Example (simplified):

```python
from phdkit.configlib import configurable, setting, TomlReader, config

@configurable(load_config=TomlReader(), load_env=TomlReader())
class AppConfig:
    @setting("app.name", default="phdkit-sample")
    def name(self) -> str: ...

app = AppConfig()
config[app].load("config.toml", "env.toml")
print(app.name)
```

### Task batching

TODO

### Declaratively plotting

TODO

### Terminal UI helpers (rich)

This subpackage contains small utilities built on top of the `rich` library for
interactive terminal output:

- `LenientTimeRemainingColumn` — a progress-bar column that shows a lenient
    remaining-time estimate when the default rich estimator suppresses the value.
- `subshell` / `ScrollPanel` — a tiny helper to run subprocesses and stream
    their stdout/stderr into a scrollable panel rendered with `rich.live.Live`.

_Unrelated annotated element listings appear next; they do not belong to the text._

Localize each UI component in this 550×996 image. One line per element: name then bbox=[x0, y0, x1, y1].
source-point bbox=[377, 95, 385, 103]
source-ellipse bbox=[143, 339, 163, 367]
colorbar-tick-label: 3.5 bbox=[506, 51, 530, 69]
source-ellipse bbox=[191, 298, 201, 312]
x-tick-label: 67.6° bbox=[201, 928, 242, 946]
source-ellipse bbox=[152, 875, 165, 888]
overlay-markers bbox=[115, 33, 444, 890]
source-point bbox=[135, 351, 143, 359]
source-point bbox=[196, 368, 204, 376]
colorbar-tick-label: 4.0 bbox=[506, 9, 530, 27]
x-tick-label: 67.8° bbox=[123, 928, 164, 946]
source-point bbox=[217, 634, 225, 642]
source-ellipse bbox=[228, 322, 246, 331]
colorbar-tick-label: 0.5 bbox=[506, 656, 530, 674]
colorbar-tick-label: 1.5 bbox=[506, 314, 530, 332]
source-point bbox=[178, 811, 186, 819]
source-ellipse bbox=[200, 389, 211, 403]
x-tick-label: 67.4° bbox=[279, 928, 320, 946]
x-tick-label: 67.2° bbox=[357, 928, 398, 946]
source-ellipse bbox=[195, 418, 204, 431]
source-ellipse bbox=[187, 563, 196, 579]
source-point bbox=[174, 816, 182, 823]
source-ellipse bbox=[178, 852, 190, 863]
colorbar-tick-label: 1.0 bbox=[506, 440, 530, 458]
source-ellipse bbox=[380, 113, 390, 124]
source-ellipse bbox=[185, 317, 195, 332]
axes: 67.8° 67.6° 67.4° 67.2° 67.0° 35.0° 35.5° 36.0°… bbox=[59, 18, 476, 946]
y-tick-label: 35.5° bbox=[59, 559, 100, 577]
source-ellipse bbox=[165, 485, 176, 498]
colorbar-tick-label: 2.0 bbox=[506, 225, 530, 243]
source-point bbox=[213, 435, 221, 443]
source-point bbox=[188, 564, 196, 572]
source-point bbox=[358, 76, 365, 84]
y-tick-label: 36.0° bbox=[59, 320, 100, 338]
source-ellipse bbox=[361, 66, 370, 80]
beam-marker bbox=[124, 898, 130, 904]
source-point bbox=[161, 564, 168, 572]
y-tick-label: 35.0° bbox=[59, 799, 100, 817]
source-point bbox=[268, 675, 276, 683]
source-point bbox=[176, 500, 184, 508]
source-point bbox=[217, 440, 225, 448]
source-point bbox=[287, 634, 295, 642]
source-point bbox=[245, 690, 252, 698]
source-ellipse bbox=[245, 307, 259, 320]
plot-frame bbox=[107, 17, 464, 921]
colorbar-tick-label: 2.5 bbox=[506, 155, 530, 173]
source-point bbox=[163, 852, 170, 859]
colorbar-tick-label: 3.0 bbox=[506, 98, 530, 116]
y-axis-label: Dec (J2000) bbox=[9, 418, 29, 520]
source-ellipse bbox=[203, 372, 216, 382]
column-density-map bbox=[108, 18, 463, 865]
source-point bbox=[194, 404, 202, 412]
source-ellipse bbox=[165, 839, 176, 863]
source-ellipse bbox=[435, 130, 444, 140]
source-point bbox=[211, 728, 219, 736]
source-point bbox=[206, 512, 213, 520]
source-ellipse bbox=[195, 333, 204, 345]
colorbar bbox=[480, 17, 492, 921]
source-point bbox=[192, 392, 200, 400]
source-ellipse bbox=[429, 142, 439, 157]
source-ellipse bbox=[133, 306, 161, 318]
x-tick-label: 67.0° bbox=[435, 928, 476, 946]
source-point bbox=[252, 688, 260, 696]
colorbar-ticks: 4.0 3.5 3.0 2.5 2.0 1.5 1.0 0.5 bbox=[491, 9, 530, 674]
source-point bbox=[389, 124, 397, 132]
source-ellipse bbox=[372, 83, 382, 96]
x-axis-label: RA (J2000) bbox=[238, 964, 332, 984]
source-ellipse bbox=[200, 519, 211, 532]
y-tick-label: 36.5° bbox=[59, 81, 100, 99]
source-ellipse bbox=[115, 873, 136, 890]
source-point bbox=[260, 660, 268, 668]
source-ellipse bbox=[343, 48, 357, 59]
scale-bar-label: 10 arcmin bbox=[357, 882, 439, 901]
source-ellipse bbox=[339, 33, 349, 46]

Example (lenient time column):

```python
from rich.progress import Progress
from phdkit.rich import LenientTimeRemainingColumn

with Progress(LenientTimeRemainingColumn()) as progress:
        task = progress.add_task("work", total=100)
        # update task.completed / task.advance in a loop
```

Example (subshell runner):

```python
from phdkit.rich import subshell

run = subshell("List dir", 20)
rc = run(["ls", "-la"])  # streams output into a live scrolling panel
```

### Other utilities

#### Infix functions

The `infix` decorator in `phdkit.infix_fn` allows you to define custom infix operators. Wrap a binary function with `@infix` and you can use the `|f|` syntax to call it. The implementation also provides helpers for left/right binding when partially applying one side of the operator.

Example:

```python
from phdkit.infix_fn import infix

@infix
def add(x, y):
    return x + y

result = 1 |add| 2  # equals add(1, 2)
```

#### Prompting

The `prompt` subpackage provides a lightweight prompt template processor for handling dynamic text generation with includes and variable substitution.

**Key Features:**

- `?<include:NAME>?` — substitute contents of `<resources>/NAME` (if present)
- `!<include:NAME>!` — substitute contents of `<prompts>/NAME` and recursively expand it
- `?<VAR.FIELD>?` — lookup `VAR.FIELD` in the provided arguments (dot-separated)
- Cache markers `!<CACHE_MARKER>!` for splitting prompts into cached and non-cached parts

**Example Usage:**

```python
from phdkit.prompt import PromptTemplate

# Simple variable substitution
template = PromptTemplate("Hello ?<name>?!")
result = template.fill_out_ignore_cache(name="World")
print(result)  # Hello World!

# With includes and cache splitting
template = PromptTemplate("!<CACHE_MARKER>! System prompt here. User: ?<user_input>?")
cached, rest = template.fill_out_split_cache(user_input="How are you?")
print(f"Cached: {cached}")  # Cached: System prompt here.
print(f"Rest: {rest}")      # Rest: User: How are you?
```

#### Miscellaneous

- `strip_indent` and `protect_indent`: Utility functions for handling indented text, particularly useful for preserving formatting in docstrings or templates. `strip_indent` removes leading whitespace from each line while respecting special markers like `|` for preserving indentation levels, and `protect_indent` adds protection to pipe-prefixed lines by doubling the pipe character to prevent unintended stripping.
- `unimplemented` and `todo`: Helper functions for marking incomplete code during development. `unimplemented` raises an `UnimplementedError` with an optional message, and `todo` is an alias for it, useful for placeholders in development code.

## Statement of Vibe Coding

This project pervasively uses vibe-coding, but with careful human audit.